Story Two of this episode was a daughter searching for her birth mother. Again they searched birth records. This time they had the birth mother’s name. However, this was no help. Finally, Find My Family decided to check marriage records and that was how the birth mother was located.
I realize these reunions are set up for television, but everyone seemed too agreeable and way too happy. They even showed follow-up visits (a few weeks or months later) and everything was “just wonderful.” Realistically, it doesn’t always work out that way. My concern is that it portrays reunion as the answer to everyone’s lifelong problems. However, it may motivate a lot of people to search.
I downloaded the application and found many of the questions helpful in deciding to search and in planning how I might handle a reunion. The program would also be good for starting a discussion about search and reunion between adoptive parents and children, or in families where there has been a relinquishment in the past, or even between parents who were adopted themselves and their own children.
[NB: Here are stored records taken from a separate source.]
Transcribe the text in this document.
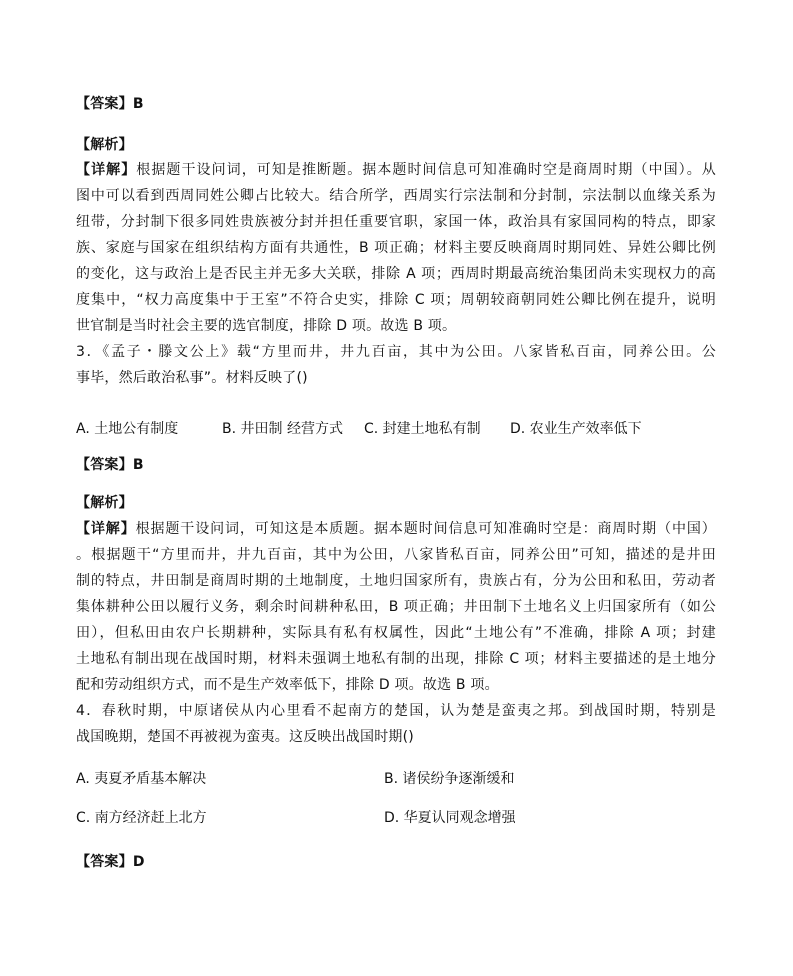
【答案】B
【解析】
【详解】根据题干设问词，可知是推断题。据本题时间信息可知准确时空是商周时期（中国）。从
图中可以看到西周同姓公卿占比较大。结合所学，西周实行宗法制和分封制，宗法制以血缘关系为
纽带，分封制下很多同姓贵族被分封并担任重要官职，家国一体，政治具有家国同构的特点，即家
族、家庭与国家在组织结构方面有共通性，B 项正确；材料主要反映商周时期同姓、异姓公卿比例
的变化，这与政治上是否民主并无多大关联，排除 A 项；西周时期最高统治集团尚未实现权力的高
度集中，“权力高度集中于王室”不符合史实，排除 C 项；周朝较商朝同姓公卿比例在提升，说明
世官制是当时社会主要的选官制度，排除 D 项。故选 B 项。
3．《孟子・滕文公上》载“方里而井，井九百亩，其中为公田。八家皆私百亩，同养公田。公
事毕，然后敢治私事”。材料反映了()
A. 土地公有制度	B. 井田制 经营方式 C. 封建土地私有制 D. 农业生产效率低下
【答案】B
【解析】
【详解】根据题干设问词，可知这是本质题。据本题时间信息可知准确时空是：商周时期（中国）
。根据题干“方里而井，井九百亩，其中为公田，八家皆私百亩，同养公田”可知，描述的是井田
制的特点，井田制是商周时期的土地制度，土地归国家所有，贵族占有，分为公田和私田，劳动者
集体耕种公田以履行义务，剩余时间耕种私田，B 项正确；井田制下土地名义上归国家所有（如公
田），但私田由农户长期耕种，实际具有私有权属性，因此“土地公有”不准确，排除 A 项；封建
土地私有制出现在战国时期，材料未强调土地私有制的出现，排除 C 项；材料主要描述的是土地分
配和劳动组织方式，而不是生产效率低下，排除 D 项。故选 B 项。
4．春秋时期，中原诸侯从内心里看不起南方的楚国，认为楚是蛮夷之邦。到战国时期，特别是
战国晚期，楚国不再被视为蛮夷。这反映出战国时期()
A. 夷夏矛盾基本解决	B. 诸侯纷争逐渐缓和
C. 南方经济赶上北方	D. 华夏认同观念增强
【答案】D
Time will tell how popular this program is and how it develops.
Excerpted from the January 2010 edition of the Operation Identity Newsletter
© 2010 Operation Identity

http://www.nmoi.org/articles/FindMyFamily.html

Monday, May 10, 2010

Lona Dell (Harlow) Bland, my grandmother

This is my birthfather Earl W. Bland's mother, Lona Dell Harlow. I write about her in ONE SMALL SACRIFICE - when I saw this photo, I knew this was my family before the DNA test with Earl in 1994.